Beim Anblick von Simone Bergers modernem Blümchen-Dirndl kommen Frühlingsgefühle auf. Die Günzburgerin hat zwei Dirndl zuhause und zieht diese immer an, wenn sie mit ihren Freunden auf Volksfeste geht. Dabei mag sie es am liebsten, wenn alles farblich abgestimmt ist. „Früher hatte ich rote Haare, deshalb habe ich mir ein Dirndl in Rosa gekauft“, sagt sie. Inzwischen sind ihre Haare wieder blond. Aber extra für den Plärrerbesuch hat sie ihre Haarspitzen passend zum Kleid pink getönt.

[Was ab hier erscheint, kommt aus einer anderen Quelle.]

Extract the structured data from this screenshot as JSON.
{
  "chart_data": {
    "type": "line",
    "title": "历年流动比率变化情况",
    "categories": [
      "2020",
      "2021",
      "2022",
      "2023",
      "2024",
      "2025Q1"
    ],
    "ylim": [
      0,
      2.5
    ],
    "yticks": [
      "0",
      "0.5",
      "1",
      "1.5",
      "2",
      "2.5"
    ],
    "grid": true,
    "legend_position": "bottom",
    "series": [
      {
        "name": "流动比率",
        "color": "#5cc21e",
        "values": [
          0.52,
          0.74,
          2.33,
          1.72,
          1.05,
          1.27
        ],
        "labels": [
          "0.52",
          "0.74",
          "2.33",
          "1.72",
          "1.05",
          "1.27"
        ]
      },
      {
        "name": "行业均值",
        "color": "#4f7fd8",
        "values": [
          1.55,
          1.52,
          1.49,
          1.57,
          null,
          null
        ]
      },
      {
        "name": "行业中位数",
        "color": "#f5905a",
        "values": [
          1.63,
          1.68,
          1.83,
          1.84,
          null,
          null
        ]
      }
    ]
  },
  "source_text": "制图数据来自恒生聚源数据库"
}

Den pinken Schmuck, den Daniela Mergler aus Fischach passend zu ihrem Dirndl trägt, hat sie zufällig beim Durchstöbern ihres Schmuckkästchens gefunden. „Pink und Pink, das passt“, hat sie sich gedacht und ihre Tracht spontan aufgepeppt. Auch ihren Lippenstift hat sie farblich angepasst. Meist bevorzuge sie er aber eher schlicht, sagt sie. Heute ist sie mit Kollegen im Bierzelt. „Unser Chef hat gesagt, alle, die eine Tracht haben, sollen sie anziehen. Das habe ich dann natürlich gemacht, denn so oft ergibt sich die Gelegenheit ja nicht“, sagt sie. Die zwei Dirndl, die sie besitzt, zieht sie außer auf Volksfesten auch ab und zu auf Hochzeiten an.
Zwei Trachtengewänder? Über diese Zahl kann Edda Thoma nur müde lächeln. Die Ur-Augsburgerin besaß früher um die 120 Dirndl. Nach dem Umzug in eine kleinere Wohnung musste sie ihre Sammlung schweren Herzens auf 50 Kleider reduzieren. Sie sieht ihre Trachten als Weg, die traditionelle bayerische Lebensweise zu erhalten. „Für alles haben wir Geld, aber nicht für unsere eigene Kultur“, kritisiert sie. Deshalb trägt sie ihre Dirndl nicht nur zur Plärrerzeit, sondern auch im Alltag während des ganzen Jahres. Dabei achtet sie darauf, dass ihre Kleider der alten Tradition entsprechen. „Die Trachten, die man heutzutage im Kaufhaus bekommt, sind stark vereinfacht. Das hat mit echter bayerischer Kultur nur noch wenig zu tun“, sagt Edda Thoma. „Früher waren die Kleider noch mit Klöppeleien und Seidenstickereien versehen“, erzählt sie. Trotzdem findet sie es schön, dass viele den Plärrer in Tracht besuchen.
Tradition statt Mode: Udo Aichmeyer ist stolz auf sein traditionelles bayerisches Gewand, mit modischen Trends hat er dagegen nichts am Hut. Er ist der Vorsitzende des Vereins der Königstreuen in Augsburg. Dessen Ziel: der Erhalt der bayerischen Kultur und Lebensweise. Während der Plärrerzeit trifft er sich mit seinen Vereinskollegen zum Stammtisch im Bierzelt. Die Männer treten auf verschiedensten Veranstaltungen im traditionellen Gewand auf. Jeder ergänzt seine Tracht auch mit individuellen Elementen. So trägt Aichmeyer neben seinen Vereinsorden auch Abbilder des früheren Ministerpräsidenten Franz Josef Strauß und von König Ludwig II. an Hut und Weste. Die Tracht ist für Udo Aichmeyer eine Lebenseinstellung, sagt er.